He Was Everywhere, and He Was Always Kind Remembering Lyle Tuttle – A True Dead Idol
I met Lyle Tuttle in 2013. At the time, I didn’t realize how often our paths would cross, or how much those moments would stick with me. But somehow—without fail—he kept showing up. At conventions, in quiet corners, on stages, or just floating through a room like a living relic of tattoo history. Wide-eyed. Smiling. Present.
Lyle had that rare kind of presence. The kind that made the moment feel bigger just by being in it. I ran into him a few times a year until he passed, and every time felt like a reminder of what it means to leave a mark—not just on skin, but on people, on culture, on time itself.

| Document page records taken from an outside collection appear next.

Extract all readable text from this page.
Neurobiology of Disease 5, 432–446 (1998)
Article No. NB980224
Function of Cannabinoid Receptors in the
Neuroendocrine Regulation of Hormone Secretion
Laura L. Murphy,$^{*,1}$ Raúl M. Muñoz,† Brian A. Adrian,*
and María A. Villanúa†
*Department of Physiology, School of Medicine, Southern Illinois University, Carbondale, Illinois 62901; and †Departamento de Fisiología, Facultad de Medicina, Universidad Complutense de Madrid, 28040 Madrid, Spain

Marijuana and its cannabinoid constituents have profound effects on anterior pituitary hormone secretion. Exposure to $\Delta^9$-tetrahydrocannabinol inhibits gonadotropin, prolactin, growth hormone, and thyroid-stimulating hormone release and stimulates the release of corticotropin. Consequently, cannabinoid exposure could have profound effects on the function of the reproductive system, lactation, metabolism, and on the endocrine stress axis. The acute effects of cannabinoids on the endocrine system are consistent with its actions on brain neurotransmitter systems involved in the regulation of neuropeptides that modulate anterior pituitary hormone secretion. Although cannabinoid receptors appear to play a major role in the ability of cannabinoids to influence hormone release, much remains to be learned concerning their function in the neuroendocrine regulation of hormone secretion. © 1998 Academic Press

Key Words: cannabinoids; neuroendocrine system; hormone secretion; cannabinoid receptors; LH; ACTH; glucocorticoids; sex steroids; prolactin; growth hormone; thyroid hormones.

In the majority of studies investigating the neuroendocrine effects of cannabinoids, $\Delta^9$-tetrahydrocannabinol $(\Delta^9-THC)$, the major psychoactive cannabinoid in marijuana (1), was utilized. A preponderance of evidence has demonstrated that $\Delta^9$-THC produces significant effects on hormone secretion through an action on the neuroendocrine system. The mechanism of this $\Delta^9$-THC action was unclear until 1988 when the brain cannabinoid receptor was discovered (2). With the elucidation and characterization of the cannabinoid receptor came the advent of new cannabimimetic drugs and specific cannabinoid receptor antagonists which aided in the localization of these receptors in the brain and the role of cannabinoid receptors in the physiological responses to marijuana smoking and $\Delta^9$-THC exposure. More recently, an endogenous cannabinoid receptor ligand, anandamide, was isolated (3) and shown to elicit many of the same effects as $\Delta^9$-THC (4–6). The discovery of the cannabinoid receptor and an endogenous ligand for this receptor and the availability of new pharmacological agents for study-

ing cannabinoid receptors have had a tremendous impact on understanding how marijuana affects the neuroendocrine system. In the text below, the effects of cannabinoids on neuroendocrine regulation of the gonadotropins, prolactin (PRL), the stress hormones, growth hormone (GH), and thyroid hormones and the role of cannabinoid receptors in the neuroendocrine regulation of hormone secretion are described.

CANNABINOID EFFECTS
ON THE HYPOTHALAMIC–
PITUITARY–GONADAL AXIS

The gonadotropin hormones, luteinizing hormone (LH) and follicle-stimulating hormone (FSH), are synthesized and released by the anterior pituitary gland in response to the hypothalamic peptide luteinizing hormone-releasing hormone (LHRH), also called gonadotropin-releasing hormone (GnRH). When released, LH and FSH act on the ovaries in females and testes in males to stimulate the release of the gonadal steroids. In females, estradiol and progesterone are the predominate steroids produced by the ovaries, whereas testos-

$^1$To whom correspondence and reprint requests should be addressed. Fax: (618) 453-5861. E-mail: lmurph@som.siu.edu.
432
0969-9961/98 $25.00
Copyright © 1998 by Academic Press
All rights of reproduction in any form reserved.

He was a showman. A historian. A hell of a storyteller.
He didn’t tattoo Janis Joplin—Pat Martynuik did—but Lyle made the world believe it. He understood something deeper than fact: that to keep tattooing alive, it needed more than skill. It needed a mythos. A spotlight. A stage. And he stepped right into that role without hesitation.
At Dead Idols, we’re not obsessed with getting every detail historically perfect. We’re here to preserve the soul of those who shaped the path. The ones who made the craft feel sacred. The ones who turned the lights on and let the world see it for what it was—raw, imperfect, beautiful.
Lyle Tuttle made tattooing feel big.
Loud.
Important.
He turned a subculture into a cultural marker.
That’s why he’s a Dead Idol.
Thank you, Lyle—for the time, the stories, the spark.
We’re still out here holding the line.